Making matters worse, Ecuador's legal system is stacked against the country's indigenous people. In theory they won greater legal protection when Ecuador ratified Convention 169 of the International Labour Organization in 1969. This calls for indigenous people to be
fully consulted about any development on their land. The problem, writes Lippman, is that the state still controls the minerals under the ground.

Lippman concludes that Ecuador's indigenous peoples have been fortified and forced to organize by the threat from oil. But, he says, they face a major dilemma in deciding whether to resist or negotiate with the companies. Resistance is difficult and dangerous "because spears, clubs, and the courage of a hunter are no match for the modern corporation." On the other hand, negotiating opens them up to exploitation by the companies, which try to "divide and conquer" by lavishing gifts on individual communities and undercutting the authority of regional indigenous representatives.

The same dilemma faces international partners of the indigenous.
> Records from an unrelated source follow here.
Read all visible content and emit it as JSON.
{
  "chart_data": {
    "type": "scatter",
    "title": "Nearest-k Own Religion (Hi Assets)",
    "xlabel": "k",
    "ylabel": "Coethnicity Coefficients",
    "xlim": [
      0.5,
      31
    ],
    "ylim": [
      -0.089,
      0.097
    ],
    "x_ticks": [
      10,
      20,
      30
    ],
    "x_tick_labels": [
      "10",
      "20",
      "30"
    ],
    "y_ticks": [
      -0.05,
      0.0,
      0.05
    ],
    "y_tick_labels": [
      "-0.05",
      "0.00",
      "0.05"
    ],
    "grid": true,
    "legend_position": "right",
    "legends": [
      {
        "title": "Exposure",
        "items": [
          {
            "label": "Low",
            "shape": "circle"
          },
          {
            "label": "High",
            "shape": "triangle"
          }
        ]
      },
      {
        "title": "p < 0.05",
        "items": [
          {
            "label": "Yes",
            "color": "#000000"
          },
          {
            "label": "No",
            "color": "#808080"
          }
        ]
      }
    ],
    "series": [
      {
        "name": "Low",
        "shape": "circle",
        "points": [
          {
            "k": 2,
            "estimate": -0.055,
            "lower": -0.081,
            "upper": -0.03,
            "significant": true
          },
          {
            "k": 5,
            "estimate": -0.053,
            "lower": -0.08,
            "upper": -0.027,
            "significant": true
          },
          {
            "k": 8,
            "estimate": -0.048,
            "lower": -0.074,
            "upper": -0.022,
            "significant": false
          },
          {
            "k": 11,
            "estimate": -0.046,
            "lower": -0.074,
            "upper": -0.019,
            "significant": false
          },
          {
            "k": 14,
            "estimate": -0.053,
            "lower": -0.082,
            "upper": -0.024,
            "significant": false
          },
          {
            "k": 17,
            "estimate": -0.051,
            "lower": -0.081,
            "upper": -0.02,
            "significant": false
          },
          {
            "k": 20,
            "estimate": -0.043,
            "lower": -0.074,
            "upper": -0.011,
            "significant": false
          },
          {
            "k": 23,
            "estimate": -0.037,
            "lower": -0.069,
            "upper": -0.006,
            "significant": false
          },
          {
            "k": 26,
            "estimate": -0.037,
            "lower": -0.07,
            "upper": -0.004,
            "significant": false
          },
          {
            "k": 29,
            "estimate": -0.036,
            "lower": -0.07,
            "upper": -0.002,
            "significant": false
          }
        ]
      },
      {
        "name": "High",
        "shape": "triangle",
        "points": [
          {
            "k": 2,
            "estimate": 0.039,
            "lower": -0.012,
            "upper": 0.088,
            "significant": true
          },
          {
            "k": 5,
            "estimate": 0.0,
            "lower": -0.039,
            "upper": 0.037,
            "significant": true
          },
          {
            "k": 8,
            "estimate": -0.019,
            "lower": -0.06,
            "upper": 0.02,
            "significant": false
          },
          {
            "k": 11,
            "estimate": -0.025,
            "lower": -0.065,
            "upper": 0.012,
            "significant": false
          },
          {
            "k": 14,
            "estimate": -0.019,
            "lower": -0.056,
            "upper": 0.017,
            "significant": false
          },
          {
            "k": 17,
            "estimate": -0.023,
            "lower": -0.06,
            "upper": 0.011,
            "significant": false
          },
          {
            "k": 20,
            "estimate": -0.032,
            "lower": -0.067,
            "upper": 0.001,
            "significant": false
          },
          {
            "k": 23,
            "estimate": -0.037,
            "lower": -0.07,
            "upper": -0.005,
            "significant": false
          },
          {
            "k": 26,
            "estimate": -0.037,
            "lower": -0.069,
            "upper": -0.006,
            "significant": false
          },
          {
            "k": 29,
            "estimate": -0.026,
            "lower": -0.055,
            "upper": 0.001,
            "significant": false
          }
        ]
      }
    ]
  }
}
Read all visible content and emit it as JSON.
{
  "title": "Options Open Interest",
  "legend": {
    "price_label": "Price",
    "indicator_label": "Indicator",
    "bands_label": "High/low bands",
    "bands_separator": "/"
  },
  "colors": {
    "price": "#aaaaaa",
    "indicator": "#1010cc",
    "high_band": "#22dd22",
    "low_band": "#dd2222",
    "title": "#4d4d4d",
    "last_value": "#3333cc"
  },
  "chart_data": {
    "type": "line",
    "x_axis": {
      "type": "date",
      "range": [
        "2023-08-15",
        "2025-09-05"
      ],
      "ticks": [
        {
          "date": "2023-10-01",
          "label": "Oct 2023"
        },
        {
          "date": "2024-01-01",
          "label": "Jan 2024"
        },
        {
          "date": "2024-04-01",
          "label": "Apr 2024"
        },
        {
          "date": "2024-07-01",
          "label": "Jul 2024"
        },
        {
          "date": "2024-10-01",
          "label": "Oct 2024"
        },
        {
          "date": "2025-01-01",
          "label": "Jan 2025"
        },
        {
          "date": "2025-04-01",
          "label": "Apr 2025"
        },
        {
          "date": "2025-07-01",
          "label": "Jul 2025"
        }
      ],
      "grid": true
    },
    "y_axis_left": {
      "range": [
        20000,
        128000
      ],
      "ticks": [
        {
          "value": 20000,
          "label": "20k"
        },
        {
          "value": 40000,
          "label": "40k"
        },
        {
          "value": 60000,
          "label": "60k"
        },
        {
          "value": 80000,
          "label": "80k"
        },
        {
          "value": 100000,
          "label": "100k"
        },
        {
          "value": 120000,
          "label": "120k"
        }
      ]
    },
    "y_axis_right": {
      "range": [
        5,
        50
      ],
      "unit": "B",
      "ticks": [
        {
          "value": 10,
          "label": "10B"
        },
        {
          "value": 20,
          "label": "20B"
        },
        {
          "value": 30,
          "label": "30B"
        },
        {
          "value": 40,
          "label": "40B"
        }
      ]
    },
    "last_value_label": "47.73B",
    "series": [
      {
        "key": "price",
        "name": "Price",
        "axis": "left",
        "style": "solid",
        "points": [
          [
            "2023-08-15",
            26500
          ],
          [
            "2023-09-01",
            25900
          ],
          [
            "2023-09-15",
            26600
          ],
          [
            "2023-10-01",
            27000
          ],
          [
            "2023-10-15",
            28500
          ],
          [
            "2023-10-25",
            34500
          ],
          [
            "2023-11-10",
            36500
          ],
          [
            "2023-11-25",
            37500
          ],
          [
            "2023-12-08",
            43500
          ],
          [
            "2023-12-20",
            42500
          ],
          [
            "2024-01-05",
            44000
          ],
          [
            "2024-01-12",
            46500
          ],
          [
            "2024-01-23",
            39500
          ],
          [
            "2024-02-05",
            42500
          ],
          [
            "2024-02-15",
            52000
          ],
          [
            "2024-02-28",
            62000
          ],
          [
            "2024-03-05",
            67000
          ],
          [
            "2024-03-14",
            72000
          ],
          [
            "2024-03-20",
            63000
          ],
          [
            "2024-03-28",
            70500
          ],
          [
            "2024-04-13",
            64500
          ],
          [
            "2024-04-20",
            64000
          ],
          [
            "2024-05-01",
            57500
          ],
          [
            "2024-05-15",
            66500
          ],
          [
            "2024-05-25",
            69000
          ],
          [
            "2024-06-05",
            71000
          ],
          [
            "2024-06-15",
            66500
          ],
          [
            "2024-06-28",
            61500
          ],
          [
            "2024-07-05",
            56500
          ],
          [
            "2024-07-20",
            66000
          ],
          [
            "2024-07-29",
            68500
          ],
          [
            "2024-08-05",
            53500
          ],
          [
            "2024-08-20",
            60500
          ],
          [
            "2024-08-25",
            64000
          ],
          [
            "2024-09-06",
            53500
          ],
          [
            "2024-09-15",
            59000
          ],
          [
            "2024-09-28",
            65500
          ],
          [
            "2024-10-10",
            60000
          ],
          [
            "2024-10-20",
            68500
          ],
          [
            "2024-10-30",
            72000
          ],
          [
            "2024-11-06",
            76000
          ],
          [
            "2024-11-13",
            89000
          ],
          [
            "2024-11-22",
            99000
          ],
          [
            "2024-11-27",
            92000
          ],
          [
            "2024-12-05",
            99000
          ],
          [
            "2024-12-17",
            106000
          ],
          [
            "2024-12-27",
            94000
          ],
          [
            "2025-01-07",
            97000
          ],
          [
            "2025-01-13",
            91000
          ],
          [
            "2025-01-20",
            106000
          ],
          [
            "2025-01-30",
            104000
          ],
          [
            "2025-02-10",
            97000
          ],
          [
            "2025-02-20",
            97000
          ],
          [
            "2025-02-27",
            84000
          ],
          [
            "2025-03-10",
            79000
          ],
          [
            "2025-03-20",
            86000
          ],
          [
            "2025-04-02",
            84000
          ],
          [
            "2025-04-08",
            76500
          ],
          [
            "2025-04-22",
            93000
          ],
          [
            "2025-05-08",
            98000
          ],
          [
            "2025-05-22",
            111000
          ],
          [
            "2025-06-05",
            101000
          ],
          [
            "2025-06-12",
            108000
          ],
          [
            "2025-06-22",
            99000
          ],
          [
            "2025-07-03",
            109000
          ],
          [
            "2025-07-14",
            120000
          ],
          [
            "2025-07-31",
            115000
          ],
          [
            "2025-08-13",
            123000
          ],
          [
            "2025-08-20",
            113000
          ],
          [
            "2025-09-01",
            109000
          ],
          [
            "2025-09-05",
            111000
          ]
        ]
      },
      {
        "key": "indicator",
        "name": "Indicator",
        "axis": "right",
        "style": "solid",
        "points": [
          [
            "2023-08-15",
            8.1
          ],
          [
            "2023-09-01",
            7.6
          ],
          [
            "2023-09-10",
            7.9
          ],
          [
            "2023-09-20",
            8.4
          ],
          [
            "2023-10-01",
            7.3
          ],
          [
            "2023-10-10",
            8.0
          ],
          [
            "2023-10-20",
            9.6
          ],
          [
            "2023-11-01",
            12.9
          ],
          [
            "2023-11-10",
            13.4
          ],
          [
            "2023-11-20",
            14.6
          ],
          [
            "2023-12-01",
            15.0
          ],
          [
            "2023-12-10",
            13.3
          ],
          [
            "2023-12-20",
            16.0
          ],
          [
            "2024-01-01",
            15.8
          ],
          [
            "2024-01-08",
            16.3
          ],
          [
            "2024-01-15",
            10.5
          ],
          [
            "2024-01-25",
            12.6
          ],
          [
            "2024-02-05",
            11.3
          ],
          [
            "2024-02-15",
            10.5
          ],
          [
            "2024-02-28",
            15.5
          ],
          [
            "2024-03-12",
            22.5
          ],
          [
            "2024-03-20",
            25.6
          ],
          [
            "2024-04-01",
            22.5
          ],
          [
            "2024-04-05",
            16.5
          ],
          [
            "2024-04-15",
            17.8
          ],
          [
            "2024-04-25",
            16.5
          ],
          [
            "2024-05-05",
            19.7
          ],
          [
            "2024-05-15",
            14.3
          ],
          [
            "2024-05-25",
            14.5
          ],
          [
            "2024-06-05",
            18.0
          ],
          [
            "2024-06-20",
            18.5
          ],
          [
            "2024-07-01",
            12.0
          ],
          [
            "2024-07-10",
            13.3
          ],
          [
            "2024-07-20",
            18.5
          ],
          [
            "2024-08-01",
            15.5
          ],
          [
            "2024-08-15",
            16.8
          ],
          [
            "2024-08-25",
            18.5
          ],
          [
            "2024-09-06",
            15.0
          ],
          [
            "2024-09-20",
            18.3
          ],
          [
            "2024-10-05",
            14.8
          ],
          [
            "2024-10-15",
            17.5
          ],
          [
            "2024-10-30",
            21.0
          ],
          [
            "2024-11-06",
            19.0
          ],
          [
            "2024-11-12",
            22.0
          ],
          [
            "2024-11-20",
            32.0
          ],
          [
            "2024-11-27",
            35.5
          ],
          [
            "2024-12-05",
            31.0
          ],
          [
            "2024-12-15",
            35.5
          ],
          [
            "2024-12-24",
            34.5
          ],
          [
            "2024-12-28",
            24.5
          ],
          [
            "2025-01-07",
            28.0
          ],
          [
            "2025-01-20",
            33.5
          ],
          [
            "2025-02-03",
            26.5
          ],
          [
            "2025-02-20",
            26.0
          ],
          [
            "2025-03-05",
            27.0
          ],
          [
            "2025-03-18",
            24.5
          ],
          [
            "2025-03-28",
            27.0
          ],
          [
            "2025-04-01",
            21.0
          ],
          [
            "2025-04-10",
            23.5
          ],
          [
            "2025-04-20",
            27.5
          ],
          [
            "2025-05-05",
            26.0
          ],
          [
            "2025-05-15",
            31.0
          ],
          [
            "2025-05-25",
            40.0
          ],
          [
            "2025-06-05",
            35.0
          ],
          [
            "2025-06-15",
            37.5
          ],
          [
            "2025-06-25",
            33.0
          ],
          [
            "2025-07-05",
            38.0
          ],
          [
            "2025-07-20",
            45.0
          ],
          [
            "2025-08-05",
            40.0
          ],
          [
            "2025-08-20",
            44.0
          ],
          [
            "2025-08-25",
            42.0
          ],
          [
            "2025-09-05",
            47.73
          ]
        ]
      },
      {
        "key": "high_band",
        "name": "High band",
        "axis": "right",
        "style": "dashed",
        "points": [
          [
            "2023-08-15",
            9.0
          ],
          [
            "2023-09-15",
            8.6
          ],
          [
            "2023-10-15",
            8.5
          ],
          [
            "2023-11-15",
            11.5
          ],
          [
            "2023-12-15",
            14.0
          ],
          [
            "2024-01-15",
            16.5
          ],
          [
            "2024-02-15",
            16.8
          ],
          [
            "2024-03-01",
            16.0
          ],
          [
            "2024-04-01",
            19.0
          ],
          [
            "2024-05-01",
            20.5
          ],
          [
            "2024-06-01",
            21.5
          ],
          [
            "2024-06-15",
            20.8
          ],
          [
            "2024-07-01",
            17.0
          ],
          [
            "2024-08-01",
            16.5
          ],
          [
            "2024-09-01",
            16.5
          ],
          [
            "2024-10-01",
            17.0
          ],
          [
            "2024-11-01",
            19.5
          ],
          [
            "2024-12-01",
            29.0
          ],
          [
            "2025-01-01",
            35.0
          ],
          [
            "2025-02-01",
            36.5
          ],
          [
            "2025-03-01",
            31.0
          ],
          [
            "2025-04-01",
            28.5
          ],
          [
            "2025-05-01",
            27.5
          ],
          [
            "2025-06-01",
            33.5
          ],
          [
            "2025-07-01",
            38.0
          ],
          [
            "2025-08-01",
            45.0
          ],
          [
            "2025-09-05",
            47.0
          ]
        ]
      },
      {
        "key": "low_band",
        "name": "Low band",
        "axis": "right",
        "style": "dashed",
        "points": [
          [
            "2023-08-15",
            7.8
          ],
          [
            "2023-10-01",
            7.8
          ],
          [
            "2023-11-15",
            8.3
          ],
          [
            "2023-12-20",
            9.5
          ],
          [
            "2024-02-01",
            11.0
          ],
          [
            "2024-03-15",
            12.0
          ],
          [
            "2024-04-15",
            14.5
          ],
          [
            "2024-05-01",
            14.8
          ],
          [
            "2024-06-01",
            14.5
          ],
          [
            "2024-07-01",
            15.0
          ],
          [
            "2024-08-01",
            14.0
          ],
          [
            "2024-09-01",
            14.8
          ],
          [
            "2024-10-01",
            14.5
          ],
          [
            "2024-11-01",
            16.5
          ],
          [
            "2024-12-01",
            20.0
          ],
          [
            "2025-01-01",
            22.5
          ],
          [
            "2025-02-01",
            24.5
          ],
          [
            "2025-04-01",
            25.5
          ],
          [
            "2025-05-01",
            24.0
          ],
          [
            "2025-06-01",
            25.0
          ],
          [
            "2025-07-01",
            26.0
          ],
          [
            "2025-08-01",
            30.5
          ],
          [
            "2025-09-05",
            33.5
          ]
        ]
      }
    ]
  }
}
In the early 1990s, some international environmental groups tried to negotiate directly with the companies without informing their local partners, causing a disastrous backlash.

Groups like the CDES, in contrast, seek to inform indigenous representatives of the threat from oil and of their legal rights so that they can negotiate from a position of relative strength. They also promote "clean" and sustainable development alternatives.

In some cases this approach has succeeded in forcing the companies to agree to codes of conduct. But, says Lippman, after years of broken promises by the companies, many indigenous groups appear to be moving towards outright resistance.